Investigating the shared genetic architecture between schizophrenia and sex hormone traits

Abstract

Sex hormones are involved in schizophrenia pathogenesis; however, their direction and genetic overlap remain unknown. By leveraging summary statistics from large-scale genome-wide association studies, we quantified the shared genetic architecture between schizophrenia and four sex hormone traits. Linkage disequilibrium score regression and bivariate causal mixture modeling strategies showed significant positive correlations between sex hormone-binding globulin (SHBG), total testosterone, and schizophrenia, while bioavailable testosterone and schizophrenia were negatively correlated. Estradiol showed a weak positive correlation with schizophrenia, with little polygenic overlap. The conjunctional false discovery rate method identified 303 lead single-nucleotide polymorphisms (SNPs) in jointly shared genomic loci between schizophrenia and SHBG, with 130, 52, and 9 SNPs shared between schizophrenia and total testosterone, bioavailable testosterone, and estradiol, respectively. Functional annotation suggests that mitotic sister chromatid segregation and N-glycan biosynthesis may be involved in common mechanisms underlying sex hormone regulation and schizophrenia onset. In conclusion, this study clarified the inherent relationships between schizophrenia and sex hormone traits, highlighted the roles of mitotic sister chromatid segregation and N-glycan biosynthesis in the pathogenesis of schizophrenia, and delivered potential targets for further validation.

Fig. 1. Polygenic overlap between schizophrenia (SCZ) and sex hormone (SH) traits.

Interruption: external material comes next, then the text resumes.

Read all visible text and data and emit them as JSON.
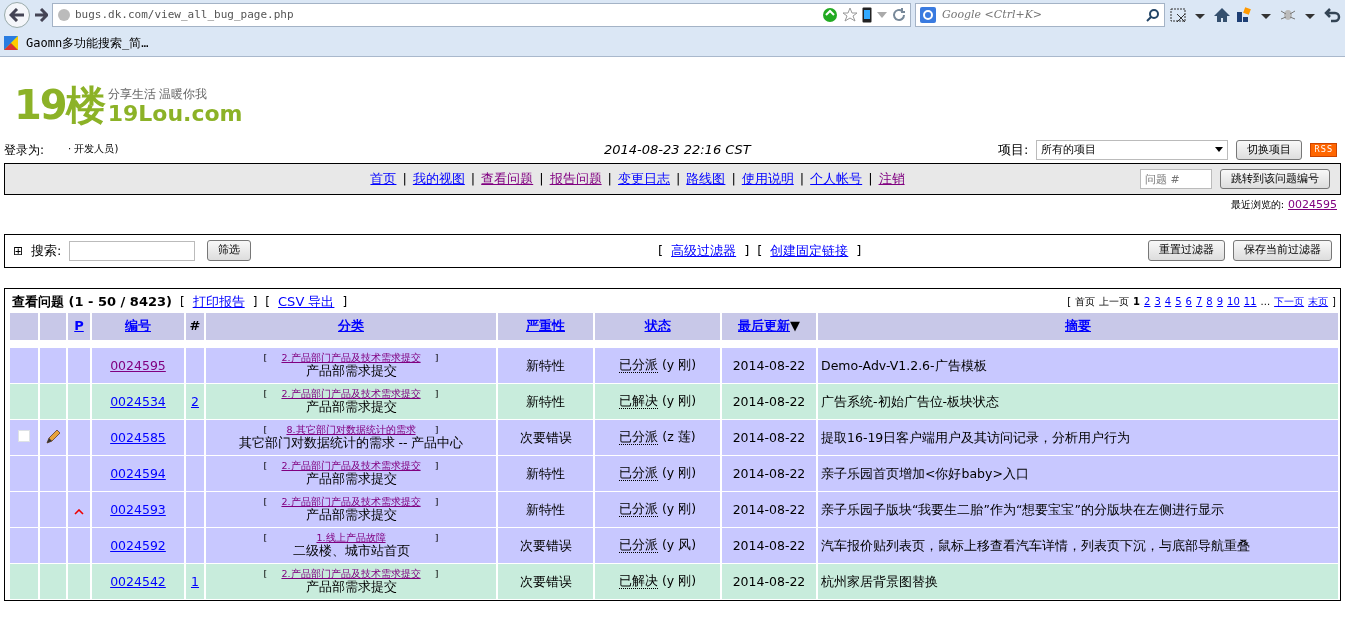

Venn diagrams depicting the unique and shared variants associated with SCZ and SH traits. The value and circle size reflect the extent of polygenicity for each trait. Conditional Q‑Q plots of nominal versus empirical -log10 transformed P values in the primary phenotype as a function of significance of SNP associations with the secondary phenotype at the level of P < 1.00, P < 0.1, P < 0.01, and P < 0.001. The dashed line is the expected Q‑Q plot under the null hypothesis. SHBG sex hormone-binding globulin. Total T total testosterone. Bioavailable T bioavailable testosterone. * The results are only for males as data for females is not available.

Fig. 2. Circular Manhattan plot showing common genetic variants jointly associated with schizophrenia and sex hormone traits.

Circular Manhattan plot depicting the -log10 conjFDR values for SNPs jointly associated with schizophrenia and sex hormone traits. The red dashed line represents the threshold for significant association set at conjFDR < 0.05. The circles from the outside to the inside successively are SHBG, total testosterone, bioavailable testosterone, and estradiol. * The results are only for males as data for females is not available.

Fig. 3. MAGMA gene-set analysis for genes jointly associated with schizophrenia and sex hormone traits.

Bar diagrams showing the enriched gene sets between schizophrenia and (A) SHBG, and (B) Testosterone on three important databases, specifically, the Gene Ontology-Biological Process (GO BP), the Kyoto Encyclopedia of Genes and Genomes (KEGG), and the Reactome Pathway Database (REACTOME). No significant gene sets are enriched on the three databases for shared genes of schizophrenia with bioavailable testosterone and estradiol.